Agora sabemos que devido àqueles cruzamentos todas as pessoas de fora da África têm 3% de DNA neandertal, ou que os habitantes do Tibete têm genes transmitidos pelos denisovanos para poder viver em grandes altitudes. Algo muito mais inquietante foi revelado pela análise genética das populações atuais da Nova Guiné: é possível que os denisovanos − um ramo irmão dos neandertais − tenham vivido até apenas 15.000 anos atrás, uma distância muito pequena em termos evolutivos.
A terceira grande descoberta dos últimos dias é quase detetivesca. Na análise de DNA conservado no solo da caverna de Denisova, na Sibéria, foi encontrado material genético dos humanos autóctones, os denisovanos, de neandertais e de sapiens em períodos tão próximos que poderiam até se sobrepor. Lá foram encontrados há três anos os restos do primeiro híbrido entre espécies humanas que se conhece: uma menina filha de uma neandertal e de um denisovano.
O paleoantropólogo Florent Detroit descobriu para a ciência outra dessas novas espécies humanas: o Homo luzonensis, que viveu em uma ilha das Filipinas há 67.000 anos e que apresenta uma estranha mistura de traços que poderiam ser o resultado de sua longa evolução em isolamento durante mais de um milhão de anos.

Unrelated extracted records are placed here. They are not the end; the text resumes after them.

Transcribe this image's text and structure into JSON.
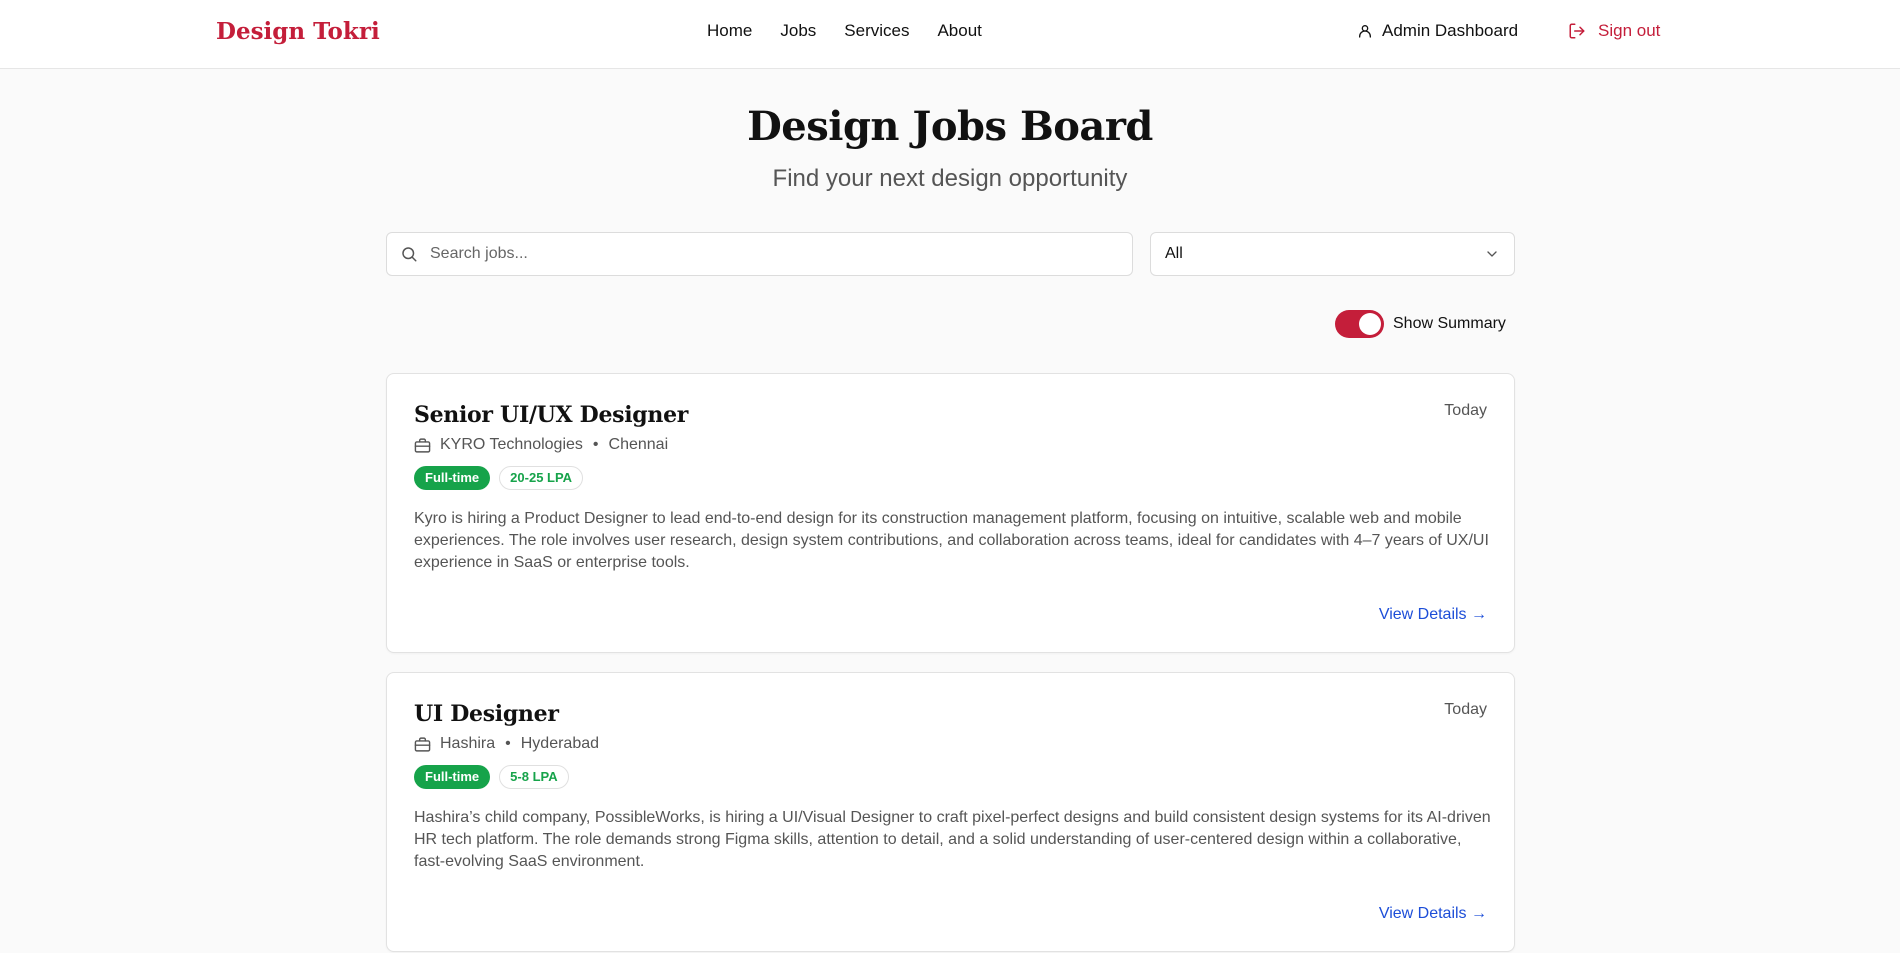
{
  "header": {
    "logo": "Design Tokri",
    "nav": [
      "Home",
      "Jobs",
      "Services",
      "About"
    ],
    "admin_label": "Admin Dashboard",
    "signout_label": "Sign out"
  },
  "hero": {
    "title": "Design Jobs Board",
    "subtitle": "Find your next design opportunity"
  },
  "filters": {
    "search_placeholder": "Search jobs...",
    "search_value": "",
    "type_selected": "All",
    "toggle_label": "Show Summary",
    "toggle_on": true
  },
  "jobs": [
    {
      "title": "Senior UI/UX Designer",
      "date": "Today",
      "company": "KYRO Technologies",
      "location": "Chennai",
      "type": "Full-time",
      "salary": "20-25 LPA",
      "summary": "Kyro is hiring a Product Designer to lead end-to-end design for its construction management platform, focusing on intuitive, scalable web and mobile experiences. The role involves user research, design system contributions, and collaboration across teams, ideal for candidates with 4–7 years of UX/UI experience in SaaS or enterprise tools.",
      "link": "View Details →"
    },
    {
      "title": "UI Designer",
      "date": "Today",
      "company": "Hashira",
      "location": "Hyderabad",
      "type": "Full-time",
      "salary": "5-8 LPA",
      "summary": "Hashira’s child company, PossibleWorks, is hiring a UI/Visual Designer to craft pixel-perfect designs and build consistent design systems for its AI-driven HR tech platform. The role demands strong Figma skills, attention to detail, and a solid understanding of user-centered design within a collaborative, fast-evolving SaaS environment.",
      "link": "View Details →"
    }
  ],
  "colors": {
    "brand": "#c41e3a",
    "badge_green": "#16a34a",
    "link_blue": "#1d4ed8"
  },
  "icons": [
    "user-icon",
    "sign-out-icon",
    "search-icon",
    "chevron-down-icon",
    "briefcase-icon"
  ]
}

É um pouco parecido com o que experimentou seu contemporâneo Homo floresiensis, ou “homem de Flores”, um humano de um metro e meio que viveu em uma ilha indonésia. Tinha um cérebro do tamanho do de um chimpanzé, mas se for aplicado a ele o teste de inteligência mais usado pelos paleoantropólogos, podemos dizer que era tão avançado quanto o sapiens, pois suas ferramentas de pedra eram igualmente evoluídas.
A esses dois habitantes insulares se soma o Homo erectus, o primeiro Homo viajante que saiu da África há cerca de dois milhões de anos. Ele conquistou a Ásia e lá viveu até pelo menos 100.000 anos atrás. O oitavo passageiro desta história seria o Homo daliensis, um fóssil encontrado na China com uma mistura de erectus e sapiens, embora seja possível que acabe sendo incluído na nova linhagem do Homo longi.

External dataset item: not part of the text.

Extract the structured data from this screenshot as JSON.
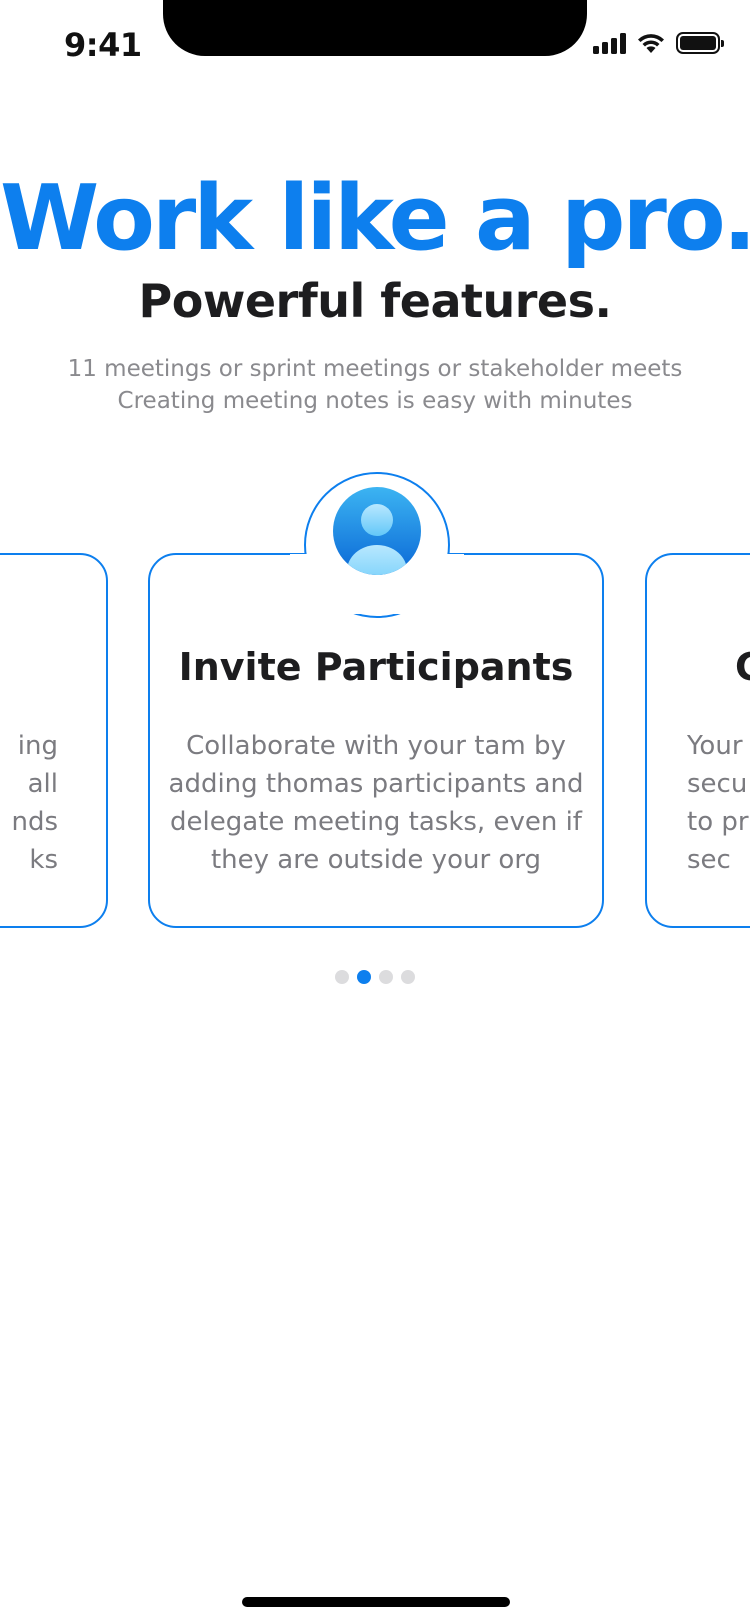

Por que nós, os sapiens, somos os únicos sobreviventes? Para Juan Luis Arsuaga, paleoantropólogo do sítio arqueológico de Atapuerca, no norte da Espanha, a resposta é que “somos uma espécie hipersocial, os únicos capazes de construir laços além do parentesco, ao contrário dos demais mamíferos”. “Compartilhamos ficções consensuais como pátria, religião, língua, times de futebol; e chegamos a sacrificar muitas coisas por elas”, assinala.
María Martinón-Torres, diretora do Centro Nacional de Pesquisa sobre Evolução Humana, com sede em Burgos, acredita que o segredo seja a “hiperadaptabilidade”. “A nossa é uma espécie invasiva, não necessariamente mal-intencionada, mas somos como o cavalo de Átila da evolução”, compara. “Por onde passamos, e com nosso estilo de vida, diminui a diversidade biológica, incluindo a humana. Somos uma das forças ecológicas de maior impacto do planeta e essa história, a nossa, começou a se delinear no Pleistoceno [o período que começou há 2,5 milhões de anos e terminou há cerca de 10.000, quando o sapiens já era a única espécie humana que restava no planeta]”, acrescenta.”
As descobertas permanecem em curso. Esta é a beleza da Ciência: não há verdade definitiva, porém os avanços conquistados baseiam-se em fatos, e fatos são verdades. Há muita gente no Brasil precisando pensar sobre isso.